YOU ARE GOING TO DIE.
YOU CAN PRESERVE A HANDFUL OF SPECIAL MEMORIES FOREVER.
WHICH ONES WOULD YOU CHOOSE?
True death is a thing of the past. Now you can spend the rest of eternity reliving your happiest memories: that first kiss, falling in love, the birth of your children, enjoyed on loop for ever and ever.
Isobel is a Heaven Architect, and she helps dying people create afterlives from these memories. So when she falls for Jarek, one of her terminal – and married – clients, she knows that while she cannot save him, she can create the most beautiful of heavens, just for him.
But when Jarek’s wife is found dead, Isobel uncovers a darker side of the world she works within, and she can trust no one with what she finds…
The Memory Chamber is a thrilling and original story which vaults the reader into a world that is terrifyingly close to our own, where we can avoid everything we fear – even death itself. But can we ever escape the truth?”
In a world where death no longer has to mean eternal sleep, Isobel is a Heaven Architect. Her role is to tease out the most important feelings, emotions and memories from your life on earth, and create your own personal Heaven which, all procedures being followed correctly, you will enter upon your death. This means that instead of eternal nothingness, you will instead spend eternity in a timeless state reliving the very best and most important moments of your life.
Isobel works largely with the rich and of course, those facing impending death. Jarek is one of the latter – a young man with a very aggressive form of incurable brain tumour who comes to Isobel to build his Heaven – a Heaven that he doesn’t want his estranged wife to feature in at all. Falling for this charming, tragic man more each time she meets him, Isobel is torn between her professionalism, her husband, and her aching heart. Her feelings for him growing stronger with each session, Isobel is determined to make sure that Jarek has the best Heaven he can possibly have – ideally with her in it. As time moves on, Jarek’s condition becomes increasingly worse and their time together is clearly going to come to an end sooner rather than later when a tragic event throws Isobel’s personal and professional life into further chaos. Under suspicion, she is forced to confront moral issues around Heaven creation that have never arisen before. To prove herself innocent of any wrongdoing and avoid Jarek’s artificial Heaven being destroyed forever, she has to undergo dangerous procedures and expose her most intimate thoughts to her colleagues and to the establishment.

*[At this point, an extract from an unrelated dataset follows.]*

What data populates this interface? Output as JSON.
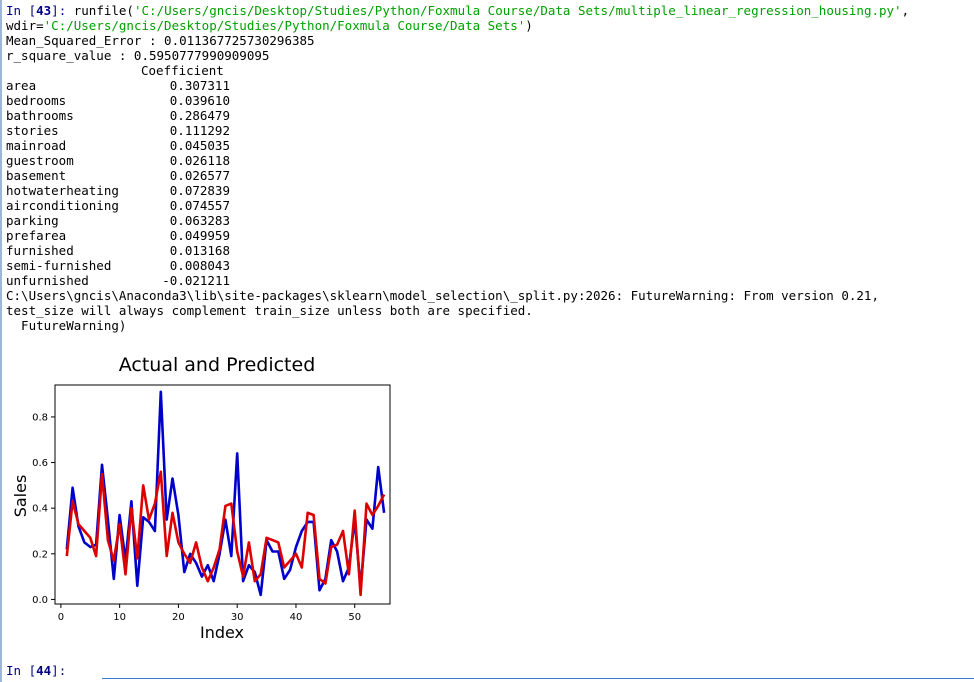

I really liked the concept of this book – there are many questions raised from both a feasibility and a morality angle – right the way through from “could we really do that” to “even if we could, should we really do that?” How can you govern something like that? Is anything sacred?
I was quite fascinated by the behaviour of characters in this book although I don’t think I particularly liked any of them very much. Perhaps that is part of the plan – I guess it’s easier to remain objective to the story if you’re not emotionally involved with the players – however that’s why this book got a 3.5 rather than a 4 as I felt somewhat detached from the main characters.
An interesting takeaway from this book was that it made me think about my relationships & experiences; what would I take with me into my own personal Heaven and which people and events would be firmly left out?
Who would you take with you and who would you close the door to?
An intriguing and thought provoking novel from Holly Cave.